The company said it had gotten four reports of engine compartment fires in the United States and at least than one in Canada, in ranges that utilize huge amounts of road salt amid the winter. There have been no announced injuries.
The automaker has received 3,972 U.S. warranty claims connected with the issue.
Honda said, the battery sensors may not be adequately fixed against moisture invasion. After some time, moisture may present road salt or other material into the battery sensor, prompting rust and possible electrical shorting of the sensor.

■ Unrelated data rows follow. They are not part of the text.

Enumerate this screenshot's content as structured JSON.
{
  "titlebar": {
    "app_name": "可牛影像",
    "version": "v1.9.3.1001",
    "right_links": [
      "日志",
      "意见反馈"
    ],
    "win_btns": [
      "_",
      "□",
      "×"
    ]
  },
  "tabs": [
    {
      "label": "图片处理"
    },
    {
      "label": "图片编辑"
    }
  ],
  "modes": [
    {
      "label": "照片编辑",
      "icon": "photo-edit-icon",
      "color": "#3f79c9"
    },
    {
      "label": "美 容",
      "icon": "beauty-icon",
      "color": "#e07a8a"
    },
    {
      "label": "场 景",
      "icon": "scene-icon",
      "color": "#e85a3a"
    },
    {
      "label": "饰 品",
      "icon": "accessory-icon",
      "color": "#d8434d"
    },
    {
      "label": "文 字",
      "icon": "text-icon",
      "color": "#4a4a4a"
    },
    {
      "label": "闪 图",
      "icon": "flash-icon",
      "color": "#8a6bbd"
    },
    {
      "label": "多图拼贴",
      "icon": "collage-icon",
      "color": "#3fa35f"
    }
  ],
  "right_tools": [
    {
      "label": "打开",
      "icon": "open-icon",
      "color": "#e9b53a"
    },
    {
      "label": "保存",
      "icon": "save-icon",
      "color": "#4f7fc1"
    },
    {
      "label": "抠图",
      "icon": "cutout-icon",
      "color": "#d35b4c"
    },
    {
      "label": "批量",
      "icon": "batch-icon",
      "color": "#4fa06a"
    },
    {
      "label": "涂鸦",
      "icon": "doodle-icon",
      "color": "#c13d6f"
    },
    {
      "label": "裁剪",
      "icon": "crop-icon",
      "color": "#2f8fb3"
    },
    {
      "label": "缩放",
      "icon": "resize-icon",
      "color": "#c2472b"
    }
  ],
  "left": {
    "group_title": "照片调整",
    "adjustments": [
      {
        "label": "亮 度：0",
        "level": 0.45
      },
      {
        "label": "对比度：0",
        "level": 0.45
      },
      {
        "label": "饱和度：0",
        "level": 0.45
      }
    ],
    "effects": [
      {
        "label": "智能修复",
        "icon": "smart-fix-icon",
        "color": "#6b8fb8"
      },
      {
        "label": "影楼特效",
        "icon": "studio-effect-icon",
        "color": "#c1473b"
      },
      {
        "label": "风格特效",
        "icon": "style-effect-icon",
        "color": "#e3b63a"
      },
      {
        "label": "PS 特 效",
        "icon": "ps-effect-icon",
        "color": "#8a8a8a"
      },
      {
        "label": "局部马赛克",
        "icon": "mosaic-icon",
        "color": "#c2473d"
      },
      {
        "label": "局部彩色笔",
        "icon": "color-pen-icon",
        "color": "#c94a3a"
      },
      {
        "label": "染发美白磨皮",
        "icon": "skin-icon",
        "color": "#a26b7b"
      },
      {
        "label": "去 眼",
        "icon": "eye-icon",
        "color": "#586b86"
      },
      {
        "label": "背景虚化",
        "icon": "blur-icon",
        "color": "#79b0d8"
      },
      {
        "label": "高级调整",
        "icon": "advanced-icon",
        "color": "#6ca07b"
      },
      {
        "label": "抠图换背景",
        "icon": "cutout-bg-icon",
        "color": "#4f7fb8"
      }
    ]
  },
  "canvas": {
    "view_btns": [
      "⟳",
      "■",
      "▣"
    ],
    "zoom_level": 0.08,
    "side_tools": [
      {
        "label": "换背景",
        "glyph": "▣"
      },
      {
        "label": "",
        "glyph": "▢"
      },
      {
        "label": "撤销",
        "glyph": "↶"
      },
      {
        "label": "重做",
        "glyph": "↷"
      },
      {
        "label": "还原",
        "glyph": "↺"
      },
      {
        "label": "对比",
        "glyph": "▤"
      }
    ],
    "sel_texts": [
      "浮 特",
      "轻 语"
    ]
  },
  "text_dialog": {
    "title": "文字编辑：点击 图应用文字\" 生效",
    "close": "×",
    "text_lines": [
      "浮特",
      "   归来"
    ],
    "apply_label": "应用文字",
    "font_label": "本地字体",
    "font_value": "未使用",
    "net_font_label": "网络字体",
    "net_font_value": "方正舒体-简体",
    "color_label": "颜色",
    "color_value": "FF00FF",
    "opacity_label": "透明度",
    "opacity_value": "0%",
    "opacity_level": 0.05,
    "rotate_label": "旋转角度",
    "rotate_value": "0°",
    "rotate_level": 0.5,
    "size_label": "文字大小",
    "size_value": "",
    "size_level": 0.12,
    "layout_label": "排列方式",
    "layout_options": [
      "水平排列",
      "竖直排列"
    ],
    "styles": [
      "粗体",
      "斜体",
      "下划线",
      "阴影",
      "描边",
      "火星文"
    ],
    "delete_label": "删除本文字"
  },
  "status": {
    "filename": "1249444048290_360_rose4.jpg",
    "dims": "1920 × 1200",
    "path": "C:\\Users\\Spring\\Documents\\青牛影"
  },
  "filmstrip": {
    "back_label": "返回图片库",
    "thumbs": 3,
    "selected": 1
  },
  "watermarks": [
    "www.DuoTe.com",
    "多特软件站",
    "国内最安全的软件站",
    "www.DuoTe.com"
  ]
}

Because of the vast size of the recall, Honda said dealers would at first receive a temporary fix by applying an adhesive to avoid moisture interruption, and after that later supplant the sensor.
The company initially got a claim of an engine compartment fire from Canada in 2015 and started researching the issue. In mid 2016, it got a claim of a similar fire incident in China.
Honda presented a redesigned battery sensor in June 2016. After an investigation of the China episode, the automaker said it at first trusted the “future occurrence rate was estimated to be low,” however kept on testing the issue in the wake of getting extra reports of fires.